Doctors also remind the elderly to reduce sleep time as better and deep sleep is more important than more shallow sleep. Go to bed and get up at a fixed time every day. If you have a hard time getting to sleep, don't worry but relax. Stress will only make it harder for you to fall asleep. In general, there are several suggestions that are helpful for patients with nocturia:
- Empty urine before bed: empty your bladder before and after meals and before bed.
- Urination training: schedule urination every two hours during the day and every four hours at night. Regularly practicing urination time to the schedule is of great help to bladder function.

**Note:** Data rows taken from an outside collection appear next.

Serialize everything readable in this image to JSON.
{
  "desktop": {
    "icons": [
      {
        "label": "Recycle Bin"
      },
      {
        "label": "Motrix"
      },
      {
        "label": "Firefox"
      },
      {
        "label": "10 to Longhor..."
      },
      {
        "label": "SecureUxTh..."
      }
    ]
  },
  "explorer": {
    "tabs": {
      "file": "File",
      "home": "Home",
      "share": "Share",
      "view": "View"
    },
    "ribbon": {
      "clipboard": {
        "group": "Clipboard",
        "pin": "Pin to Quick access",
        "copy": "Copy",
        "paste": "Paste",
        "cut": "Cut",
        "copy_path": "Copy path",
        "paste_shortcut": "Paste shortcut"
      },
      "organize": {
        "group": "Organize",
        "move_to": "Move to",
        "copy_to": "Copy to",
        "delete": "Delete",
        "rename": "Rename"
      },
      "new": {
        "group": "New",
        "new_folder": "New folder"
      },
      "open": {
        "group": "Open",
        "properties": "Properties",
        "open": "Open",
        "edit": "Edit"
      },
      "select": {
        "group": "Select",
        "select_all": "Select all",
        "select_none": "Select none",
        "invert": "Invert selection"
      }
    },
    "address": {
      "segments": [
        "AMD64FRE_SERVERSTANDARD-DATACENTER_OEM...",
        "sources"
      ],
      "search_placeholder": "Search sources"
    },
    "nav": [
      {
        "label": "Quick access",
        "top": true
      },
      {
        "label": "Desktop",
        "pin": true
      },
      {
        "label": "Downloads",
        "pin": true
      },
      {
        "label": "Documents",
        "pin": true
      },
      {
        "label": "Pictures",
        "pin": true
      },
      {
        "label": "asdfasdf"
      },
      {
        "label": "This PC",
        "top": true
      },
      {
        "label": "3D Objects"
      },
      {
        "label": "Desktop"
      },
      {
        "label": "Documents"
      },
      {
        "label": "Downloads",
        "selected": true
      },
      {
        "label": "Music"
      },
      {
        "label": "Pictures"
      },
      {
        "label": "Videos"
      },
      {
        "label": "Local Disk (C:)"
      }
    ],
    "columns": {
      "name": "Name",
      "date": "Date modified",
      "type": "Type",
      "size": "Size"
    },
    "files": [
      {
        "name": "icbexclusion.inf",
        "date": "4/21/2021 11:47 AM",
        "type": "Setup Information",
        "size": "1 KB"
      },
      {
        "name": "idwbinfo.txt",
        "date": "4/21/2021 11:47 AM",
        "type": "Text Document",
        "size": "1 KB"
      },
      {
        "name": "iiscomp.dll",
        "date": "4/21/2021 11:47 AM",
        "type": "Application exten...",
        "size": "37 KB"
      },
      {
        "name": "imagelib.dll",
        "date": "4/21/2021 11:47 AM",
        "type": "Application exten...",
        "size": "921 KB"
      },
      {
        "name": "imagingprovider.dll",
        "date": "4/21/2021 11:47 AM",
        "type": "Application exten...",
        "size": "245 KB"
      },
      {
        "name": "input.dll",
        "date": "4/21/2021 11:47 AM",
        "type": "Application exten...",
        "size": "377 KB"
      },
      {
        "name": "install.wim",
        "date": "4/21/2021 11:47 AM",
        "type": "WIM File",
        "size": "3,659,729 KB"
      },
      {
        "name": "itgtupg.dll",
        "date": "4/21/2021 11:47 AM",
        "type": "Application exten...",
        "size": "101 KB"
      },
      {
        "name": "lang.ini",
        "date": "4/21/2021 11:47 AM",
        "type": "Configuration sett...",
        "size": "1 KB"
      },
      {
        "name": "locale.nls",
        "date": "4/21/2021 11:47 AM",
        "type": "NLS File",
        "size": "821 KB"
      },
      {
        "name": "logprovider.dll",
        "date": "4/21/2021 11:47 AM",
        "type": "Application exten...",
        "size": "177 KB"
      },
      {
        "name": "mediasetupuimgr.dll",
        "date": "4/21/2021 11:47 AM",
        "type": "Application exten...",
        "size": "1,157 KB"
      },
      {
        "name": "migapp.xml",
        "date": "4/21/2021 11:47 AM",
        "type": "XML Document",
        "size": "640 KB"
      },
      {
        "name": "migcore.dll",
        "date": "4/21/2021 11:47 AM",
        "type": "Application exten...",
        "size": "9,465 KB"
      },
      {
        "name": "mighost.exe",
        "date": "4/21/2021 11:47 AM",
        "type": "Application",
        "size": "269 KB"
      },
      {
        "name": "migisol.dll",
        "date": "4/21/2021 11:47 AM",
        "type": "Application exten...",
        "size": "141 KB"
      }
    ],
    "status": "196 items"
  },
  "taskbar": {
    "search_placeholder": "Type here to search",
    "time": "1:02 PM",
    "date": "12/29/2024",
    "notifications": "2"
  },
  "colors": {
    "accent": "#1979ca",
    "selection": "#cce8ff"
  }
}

- Drink less water after dinner: drink 200-250 c.c. liquid before 8p.m., and drink less water after dinner.
- Avoid diuretic foods: reduce the intake of diuretic foods, such as coffee, tea, cola and alcoholic beverages.
- Reduce the dose of sleeping medications: use as few sleeping pills, tranquilizers, and alcohol as possible because they reduce the urge to urinate and increase the likelihood of urinary incontinence, especially at night.
- Strengthen pelvic floor muscles: Women's pelvic floor exercises can help support the bladder.
- Prepare a bedside bedpan: Prepare a clean bedpan where it is readily accessible. Proper lighting at night and handrails are required.
Lower limb bed exercises
- Flutter kick: The patient bends one foot, slowly raises one foot to the level of the other knee, and slowly lowers the foot.
- Hip abduction: The patient lies on their back with their legs straight, one of which opens outwards and then closes inwards.
- Quadriceps strengthening: Have the patient lie down on their back with two pillows under their knees and straighten their knees or they can do so by sitting on the edge of the bed or on a chair.
- Ankle pumping: Ask the patient to straighten their feet and repeat the up and down movement with their ankles. If the patient's lower extremities are edematous, it is recommended that a pillow be placed under the lower leg to promote blood and lymph flow.